L'insostenibile insensatezza dell'uomo (bianco) è, ça va sans dire, il cuore del nuovo lavoro di Ulrich Seidl.

Un doc che ricollegandosi direttamente al precedente Im Keller, e senza tradire il riconoscibilissimo stile del regista austriaco, rivela uno sguardo più responsabile e meno dissacratorio. Nel mirino l'hobby della caccia in Africa, dove ricchi e viziati europei si offrono all’obiettivo definendosi orgogliosi paladini dell’arte venatoria e benefattori dell’economia locale. La macchina da presa, invece, li mostra per ciò che sono davvero: simbolo di un occidente animato da un istinto coloniale (e autodistruttivo) mai sopito.

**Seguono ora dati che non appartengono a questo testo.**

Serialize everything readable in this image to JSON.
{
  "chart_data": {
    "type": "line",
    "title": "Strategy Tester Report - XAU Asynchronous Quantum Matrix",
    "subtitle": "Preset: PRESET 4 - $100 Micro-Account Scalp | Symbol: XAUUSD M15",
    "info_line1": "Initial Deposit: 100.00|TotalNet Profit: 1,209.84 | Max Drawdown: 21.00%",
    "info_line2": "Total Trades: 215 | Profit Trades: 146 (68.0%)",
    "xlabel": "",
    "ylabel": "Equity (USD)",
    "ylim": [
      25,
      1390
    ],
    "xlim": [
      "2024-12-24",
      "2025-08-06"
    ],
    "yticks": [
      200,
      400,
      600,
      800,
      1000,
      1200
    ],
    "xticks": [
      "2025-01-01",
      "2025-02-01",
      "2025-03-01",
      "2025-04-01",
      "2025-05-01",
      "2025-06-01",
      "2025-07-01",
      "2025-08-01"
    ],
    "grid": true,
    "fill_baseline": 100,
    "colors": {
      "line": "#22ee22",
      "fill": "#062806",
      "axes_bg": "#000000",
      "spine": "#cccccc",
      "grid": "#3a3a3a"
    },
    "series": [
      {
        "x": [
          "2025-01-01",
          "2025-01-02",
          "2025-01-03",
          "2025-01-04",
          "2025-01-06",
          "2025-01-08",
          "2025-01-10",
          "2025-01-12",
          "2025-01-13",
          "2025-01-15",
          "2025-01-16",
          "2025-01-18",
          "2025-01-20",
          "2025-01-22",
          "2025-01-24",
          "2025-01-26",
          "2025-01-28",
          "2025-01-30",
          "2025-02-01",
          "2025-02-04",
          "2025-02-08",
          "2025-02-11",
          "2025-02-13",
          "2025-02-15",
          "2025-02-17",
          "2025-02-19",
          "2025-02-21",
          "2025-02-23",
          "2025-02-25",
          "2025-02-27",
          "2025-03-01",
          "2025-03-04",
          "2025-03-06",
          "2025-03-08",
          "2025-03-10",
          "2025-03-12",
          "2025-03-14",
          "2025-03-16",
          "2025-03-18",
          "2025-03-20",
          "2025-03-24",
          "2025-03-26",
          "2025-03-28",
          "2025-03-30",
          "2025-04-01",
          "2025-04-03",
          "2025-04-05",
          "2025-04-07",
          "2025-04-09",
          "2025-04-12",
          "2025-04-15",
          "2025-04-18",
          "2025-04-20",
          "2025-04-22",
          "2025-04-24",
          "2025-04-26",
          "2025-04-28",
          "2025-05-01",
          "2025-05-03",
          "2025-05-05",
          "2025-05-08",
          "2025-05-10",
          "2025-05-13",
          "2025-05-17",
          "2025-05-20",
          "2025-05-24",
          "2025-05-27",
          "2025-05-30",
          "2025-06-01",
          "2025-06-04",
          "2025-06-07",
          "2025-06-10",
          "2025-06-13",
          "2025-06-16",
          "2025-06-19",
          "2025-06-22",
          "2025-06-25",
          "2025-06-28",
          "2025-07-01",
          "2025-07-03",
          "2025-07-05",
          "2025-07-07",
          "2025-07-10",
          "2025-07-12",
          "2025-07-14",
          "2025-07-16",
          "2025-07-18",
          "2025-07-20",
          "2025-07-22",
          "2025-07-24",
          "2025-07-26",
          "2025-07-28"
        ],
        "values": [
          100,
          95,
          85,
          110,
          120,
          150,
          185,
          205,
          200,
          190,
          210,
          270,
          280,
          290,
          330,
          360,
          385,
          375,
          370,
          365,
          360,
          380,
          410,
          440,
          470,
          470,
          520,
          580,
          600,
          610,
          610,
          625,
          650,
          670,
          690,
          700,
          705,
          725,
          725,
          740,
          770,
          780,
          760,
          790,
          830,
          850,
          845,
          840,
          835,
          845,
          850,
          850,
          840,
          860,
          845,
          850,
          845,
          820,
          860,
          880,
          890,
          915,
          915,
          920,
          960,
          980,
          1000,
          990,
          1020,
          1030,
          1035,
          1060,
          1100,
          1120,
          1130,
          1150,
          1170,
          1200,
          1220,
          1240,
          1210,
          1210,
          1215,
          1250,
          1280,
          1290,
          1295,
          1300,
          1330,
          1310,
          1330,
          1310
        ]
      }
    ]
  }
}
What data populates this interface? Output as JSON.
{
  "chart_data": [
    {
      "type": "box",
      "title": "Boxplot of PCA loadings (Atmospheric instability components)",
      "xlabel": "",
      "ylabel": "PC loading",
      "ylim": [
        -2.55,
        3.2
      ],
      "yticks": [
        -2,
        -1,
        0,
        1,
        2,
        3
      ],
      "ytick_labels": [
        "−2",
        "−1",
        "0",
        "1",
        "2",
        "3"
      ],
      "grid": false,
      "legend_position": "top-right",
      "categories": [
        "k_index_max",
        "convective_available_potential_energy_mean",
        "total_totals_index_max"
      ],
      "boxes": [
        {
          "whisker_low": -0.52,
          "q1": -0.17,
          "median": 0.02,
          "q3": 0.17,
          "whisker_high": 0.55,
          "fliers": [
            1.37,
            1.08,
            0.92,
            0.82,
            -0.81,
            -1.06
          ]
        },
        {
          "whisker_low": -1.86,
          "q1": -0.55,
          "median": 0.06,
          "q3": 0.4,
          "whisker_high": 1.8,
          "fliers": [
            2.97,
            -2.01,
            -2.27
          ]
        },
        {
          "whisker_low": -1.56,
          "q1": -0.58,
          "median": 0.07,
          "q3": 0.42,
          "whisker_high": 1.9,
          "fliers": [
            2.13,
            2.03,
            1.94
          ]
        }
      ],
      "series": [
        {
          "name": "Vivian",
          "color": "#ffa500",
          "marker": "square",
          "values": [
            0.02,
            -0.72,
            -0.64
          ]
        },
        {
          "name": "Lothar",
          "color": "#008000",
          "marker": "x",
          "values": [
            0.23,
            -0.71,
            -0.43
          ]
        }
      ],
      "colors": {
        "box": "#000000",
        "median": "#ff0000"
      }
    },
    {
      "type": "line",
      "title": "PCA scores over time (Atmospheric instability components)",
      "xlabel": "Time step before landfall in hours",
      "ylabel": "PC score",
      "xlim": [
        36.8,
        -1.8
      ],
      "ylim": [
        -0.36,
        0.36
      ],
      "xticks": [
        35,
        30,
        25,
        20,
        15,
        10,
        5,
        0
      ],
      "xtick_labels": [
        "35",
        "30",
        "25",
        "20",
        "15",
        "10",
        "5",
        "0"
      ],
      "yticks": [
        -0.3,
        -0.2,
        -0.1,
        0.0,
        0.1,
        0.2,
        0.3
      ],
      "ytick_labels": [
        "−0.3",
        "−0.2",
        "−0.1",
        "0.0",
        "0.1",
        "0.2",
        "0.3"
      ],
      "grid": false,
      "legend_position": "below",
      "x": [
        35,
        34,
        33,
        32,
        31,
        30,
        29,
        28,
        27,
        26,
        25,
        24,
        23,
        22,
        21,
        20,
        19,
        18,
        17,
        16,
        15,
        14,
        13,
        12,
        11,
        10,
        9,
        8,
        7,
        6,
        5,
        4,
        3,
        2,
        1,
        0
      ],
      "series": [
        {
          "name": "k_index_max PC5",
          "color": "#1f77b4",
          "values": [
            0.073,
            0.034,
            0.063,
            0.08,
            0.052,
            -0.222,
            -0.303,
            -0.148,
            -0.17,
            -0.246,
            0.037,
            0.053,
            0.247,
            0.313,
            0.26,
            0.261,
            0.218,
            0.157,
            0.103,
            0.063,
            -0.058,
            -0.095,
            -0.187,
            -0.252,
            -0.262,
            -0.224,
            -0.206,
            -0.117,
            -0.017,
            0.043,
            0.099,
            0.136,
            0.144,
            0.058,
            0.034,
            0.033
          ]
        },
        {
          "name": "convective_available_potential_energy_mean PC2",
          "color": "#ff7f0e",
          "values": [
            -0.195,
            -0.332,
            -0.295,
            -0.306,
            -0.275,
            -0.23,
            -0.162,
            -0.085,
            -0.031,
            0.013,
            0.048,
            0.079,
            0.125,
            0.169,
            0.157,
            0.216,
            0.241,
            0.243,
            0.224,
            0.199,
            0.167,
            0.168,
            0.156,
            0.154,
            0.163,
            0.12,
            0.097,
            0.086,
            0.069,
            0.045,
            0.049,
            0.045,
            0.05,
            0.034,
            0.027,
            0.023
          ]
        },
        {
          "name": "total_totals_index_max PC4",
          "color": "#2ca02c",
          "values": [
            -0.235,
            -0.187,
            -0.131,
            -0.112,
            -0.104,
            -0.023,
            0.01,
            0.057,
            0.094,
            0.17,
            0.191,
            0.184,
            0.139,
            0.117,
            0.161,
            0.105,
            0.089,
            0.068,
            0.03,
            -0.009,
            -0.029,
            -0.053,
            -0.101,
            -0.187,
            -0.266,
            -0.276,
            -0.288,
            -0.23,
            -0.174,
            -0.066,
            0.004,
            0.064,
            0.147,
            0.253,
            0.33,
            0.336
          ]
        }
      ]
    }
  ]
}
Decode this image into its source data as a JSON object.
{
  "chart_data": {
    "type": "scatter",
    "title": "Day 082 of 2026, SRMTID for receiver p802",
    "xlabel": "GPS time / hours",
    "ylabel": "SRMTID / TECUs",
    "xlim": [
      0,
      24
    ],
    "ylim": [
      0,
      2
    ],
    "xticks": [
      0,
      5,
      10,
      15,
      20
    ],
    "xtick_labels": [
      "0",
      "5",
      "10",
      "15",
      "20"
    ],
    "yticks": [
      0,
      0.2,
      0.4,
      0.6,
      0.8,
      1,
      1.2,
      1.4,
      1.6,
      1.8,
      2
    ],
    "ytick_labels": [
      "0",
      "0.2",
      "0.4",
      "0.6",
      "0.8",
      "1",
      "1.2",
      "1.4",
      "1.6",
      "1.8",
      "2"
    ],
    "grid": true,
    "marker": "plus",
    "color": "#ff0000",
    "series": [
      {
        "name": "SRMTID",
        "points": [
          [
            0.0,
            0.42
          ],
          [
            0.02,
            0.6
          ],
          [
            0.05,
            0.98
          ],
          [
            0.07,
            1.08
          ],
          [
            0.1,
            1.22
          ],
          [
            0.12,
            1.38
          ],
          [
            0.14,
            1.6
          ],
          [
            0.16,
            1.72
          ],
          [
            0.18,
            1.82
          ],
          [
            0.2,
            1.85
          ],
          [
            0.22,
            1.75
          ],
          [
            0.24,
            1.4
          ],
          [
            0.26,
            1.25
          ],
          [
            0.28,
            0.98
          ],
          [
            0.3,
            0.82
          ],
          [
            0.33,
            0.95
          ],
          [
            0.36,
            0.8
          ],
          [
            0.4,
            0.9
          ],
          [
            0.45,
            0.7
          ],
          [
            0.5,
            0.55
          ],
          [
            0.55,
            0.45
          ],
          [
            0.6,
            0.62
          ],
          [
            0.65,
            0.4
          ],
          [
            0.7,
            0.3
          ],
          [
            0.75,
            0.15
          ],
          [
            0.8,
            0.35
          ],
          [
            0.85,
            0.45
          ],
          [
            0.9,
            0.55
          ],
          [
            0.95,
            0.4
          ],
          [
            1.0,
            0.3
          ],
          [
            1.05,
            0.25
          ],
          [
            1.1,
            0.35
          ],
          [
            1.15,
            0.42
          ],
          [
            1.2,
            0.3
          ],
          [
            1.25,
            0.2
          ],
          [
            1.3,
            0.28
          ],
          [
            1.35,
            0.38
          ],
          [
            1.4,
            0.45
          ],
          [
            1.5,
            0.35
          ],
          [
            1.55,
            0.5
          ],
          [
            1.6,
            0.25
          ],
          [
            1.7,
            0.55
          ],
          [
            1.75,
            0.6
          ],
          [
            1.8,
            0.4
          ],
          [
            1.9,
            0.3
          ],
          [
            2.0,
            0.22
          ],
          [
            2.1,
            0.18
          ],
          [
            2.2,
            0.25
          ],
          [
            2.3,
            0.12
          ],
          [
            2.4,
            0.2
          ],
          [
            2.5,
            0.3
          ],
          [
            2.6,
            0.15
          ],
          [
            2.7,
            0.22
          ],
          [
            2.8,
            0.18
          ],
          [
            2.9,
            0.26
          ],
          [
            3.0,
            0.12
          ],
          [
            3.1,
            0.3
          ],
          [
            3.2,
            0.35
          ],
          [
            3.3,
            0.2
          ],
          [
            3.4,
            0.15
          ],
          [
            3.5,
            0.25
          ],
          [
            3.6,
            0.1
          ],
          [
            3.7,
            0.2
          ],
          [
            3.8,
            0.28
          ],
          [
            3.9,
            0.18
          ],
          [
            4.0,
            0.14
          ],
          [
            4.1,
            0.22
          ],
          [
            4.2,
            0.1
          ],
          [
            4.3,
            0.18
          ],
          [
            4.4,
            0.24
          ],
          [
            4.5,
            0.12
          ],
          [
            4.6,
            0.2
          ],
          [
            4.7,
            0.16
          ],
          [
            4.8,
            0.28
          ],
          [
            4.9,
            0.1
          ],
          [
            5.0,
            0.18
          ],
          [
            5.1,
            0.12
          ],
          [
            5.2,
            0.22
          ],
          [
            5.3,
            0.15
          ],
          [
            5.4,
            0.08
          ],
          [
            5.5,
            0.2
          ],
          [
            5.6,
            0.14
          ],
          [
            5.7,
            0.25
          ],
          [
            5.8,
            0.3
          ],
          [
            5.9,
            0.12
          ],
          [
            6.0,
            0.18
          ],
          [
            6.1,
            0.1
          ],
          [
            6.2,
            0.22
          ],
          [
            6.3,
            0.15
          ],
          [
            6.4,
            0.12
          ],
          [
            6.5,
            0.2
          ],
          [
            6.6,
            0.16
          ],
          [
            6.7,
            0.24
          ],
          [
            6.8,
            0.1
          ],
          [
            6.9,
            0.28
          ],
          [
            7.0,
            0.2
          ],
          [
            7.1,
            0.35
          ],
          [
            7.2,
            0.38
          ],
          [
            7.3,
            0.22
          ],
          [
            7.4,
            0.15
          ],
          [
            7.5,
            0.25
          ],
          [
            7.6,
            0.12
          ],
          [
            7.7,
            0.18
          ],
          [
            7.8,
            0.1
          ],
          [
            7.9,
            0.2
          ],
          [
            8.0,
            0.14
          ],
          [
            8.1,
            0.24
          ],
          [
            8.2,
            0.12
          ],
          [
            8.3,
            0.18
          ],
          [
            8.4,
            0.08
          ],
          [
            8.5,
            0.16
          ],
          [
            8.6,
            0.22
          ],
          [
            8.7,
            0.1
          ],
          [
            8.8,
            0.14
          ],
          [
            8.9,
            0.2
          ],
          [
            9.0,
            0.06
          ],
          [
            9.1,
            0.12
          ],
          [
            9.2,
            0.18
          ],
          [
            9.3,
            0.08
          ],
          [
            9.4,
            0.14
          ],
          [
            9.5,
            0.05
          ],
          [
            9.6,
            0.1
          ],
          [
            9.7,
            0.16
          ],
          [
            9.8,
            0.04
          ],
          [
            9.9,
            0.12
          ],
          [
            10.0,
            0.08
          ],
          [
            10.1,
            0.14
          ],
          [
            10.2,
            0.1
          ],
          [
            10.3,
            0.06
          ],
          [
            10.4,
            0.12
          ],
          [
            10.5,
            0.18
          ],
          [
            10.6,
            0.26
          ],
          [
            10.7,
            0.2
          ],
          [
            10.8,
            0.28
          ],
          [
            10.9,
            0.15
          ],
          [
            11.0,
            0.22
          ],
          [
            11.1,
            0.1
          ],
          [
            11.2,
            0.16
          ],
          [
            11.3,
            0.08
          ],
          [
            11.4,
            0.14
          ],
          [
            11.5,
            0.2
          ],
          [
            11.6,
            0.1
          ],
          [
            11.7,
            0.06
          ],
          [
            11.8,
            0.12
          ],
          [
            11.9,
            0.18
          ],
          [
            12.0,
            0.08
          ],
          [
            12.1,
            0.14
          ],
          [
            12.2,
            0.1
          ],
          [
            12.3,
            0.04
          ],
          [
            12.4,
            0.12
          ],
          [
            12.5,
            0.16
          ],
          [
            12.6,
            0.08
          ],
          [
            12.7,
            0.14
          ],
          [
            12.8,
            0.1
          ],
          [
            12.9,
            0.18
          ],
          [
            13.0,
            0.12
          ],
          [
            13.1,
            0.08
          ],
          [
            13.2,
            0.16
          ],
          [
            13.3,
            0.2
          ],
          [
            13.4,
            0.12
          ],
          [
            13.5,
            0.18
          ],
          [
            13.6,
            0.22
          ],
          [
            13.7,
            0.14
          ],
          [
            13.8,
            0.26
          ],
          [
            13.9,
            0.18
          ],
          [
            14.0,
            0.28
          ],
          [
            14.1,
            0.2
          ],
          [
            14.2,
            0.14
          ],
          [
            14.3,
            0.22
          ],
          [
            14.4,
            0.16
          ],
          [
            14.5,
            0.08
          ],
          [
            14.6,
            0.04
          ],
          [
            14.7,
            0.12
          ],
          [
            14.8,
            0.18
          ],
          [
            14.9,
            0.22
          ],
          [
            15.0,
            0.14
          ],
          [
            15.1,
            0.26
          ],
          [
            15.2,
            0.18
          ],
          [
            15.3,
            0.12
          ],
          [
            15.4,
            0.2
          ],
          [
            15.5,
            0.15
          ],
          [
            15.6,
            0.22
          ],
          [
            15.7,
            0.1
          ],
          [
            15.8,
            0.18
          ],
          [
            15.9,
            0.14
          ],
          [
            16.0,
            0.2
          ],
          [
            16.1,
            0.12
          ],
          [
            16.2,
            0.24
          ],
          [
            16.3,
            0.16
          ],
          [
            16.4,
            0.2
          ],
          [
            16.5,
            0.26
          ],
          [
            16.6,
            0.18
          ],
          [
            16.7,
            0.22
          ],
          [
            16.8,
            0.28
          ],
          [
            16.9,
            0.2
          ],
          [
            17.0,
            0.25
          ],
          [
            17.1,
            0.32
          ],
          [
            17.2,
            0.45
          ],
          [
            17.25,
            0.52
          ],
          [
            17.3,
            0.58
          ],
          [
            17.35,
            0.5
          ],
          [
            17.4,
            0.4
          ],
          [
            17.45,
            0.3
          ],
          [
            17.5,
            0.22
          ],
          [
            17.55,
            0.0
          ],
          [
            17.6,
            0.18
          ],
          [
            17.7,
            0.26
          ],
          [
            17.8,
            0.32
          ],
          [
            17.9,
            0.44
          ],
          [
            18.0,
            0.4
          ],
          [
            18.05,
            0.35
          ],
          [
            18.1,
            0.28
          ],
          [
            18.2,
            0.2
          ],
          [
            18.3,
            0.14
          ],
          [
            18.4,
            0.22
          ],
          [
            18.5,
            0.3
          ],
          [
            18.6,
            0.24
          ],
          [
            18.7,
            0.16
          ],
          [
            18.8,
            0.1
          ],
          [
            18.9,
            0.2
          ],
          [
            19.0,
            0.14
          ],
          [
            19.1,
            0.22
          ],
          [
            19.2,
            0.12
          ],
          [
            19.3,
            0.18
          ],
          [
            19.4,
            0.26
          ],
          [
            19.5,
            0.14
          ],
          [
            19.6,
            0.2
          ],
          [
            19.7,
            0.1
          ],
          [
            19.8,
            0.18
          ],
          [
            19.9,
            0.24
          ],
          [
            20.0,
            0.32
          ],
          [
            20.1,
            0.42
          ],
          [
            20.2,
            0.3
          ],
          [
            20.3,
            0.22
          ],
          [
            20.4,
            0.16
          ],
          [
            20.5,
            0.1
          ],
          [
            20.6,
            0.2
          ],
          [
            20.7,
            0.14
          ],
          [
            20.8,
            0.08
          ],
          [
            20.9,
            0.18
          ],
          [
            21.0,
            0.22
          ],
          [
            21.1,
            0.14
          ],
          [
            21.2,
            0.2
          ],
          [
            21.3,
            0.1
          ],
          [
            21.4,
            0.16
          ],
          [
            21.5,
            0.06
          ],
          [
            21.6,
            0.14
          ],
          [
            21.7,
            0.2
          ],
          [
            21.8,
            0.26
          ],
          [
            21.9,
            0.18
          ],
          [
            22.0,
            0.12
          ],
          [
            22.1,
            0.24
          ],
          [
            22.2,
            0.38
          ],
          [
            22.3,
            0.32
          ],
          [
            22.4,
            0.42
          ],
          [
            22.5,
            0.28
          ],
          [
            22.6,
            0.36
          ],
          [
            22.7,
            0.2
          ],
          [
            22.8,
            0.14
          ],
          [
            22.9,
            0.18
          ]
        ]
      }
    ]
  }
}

Più che sulla bidimensionalità del quadro, tipica in Seidl e cornice di tutta l'inesorabile piattezza del genere umano, è la negazione del primo piano e della soggettiva come elementi di identificazione a rivelare l'intenzione morale che sottende il progetto mentre, di contro, la scala dei piani varia e la distanza si accorcia quando la mdp incrocia lo sguardo esanime ma assai più espressivo degli animali cacciati.

Convince meno perché vagamente superfluo l'accostamento della popolazione di colore agli animali impagliati. Efficace ma duro da digerire invece il "cut" che ci mostra in successione lo scorticamento, la carne che avanza e che nutre la popolazione di colore, gli animali imbalsamati nel ranch dell'uomo bianco.

C'è chi uccide per piacere e chi per bisogno. La piramide sociale umana, e il senso del film, è tutto in questo cut.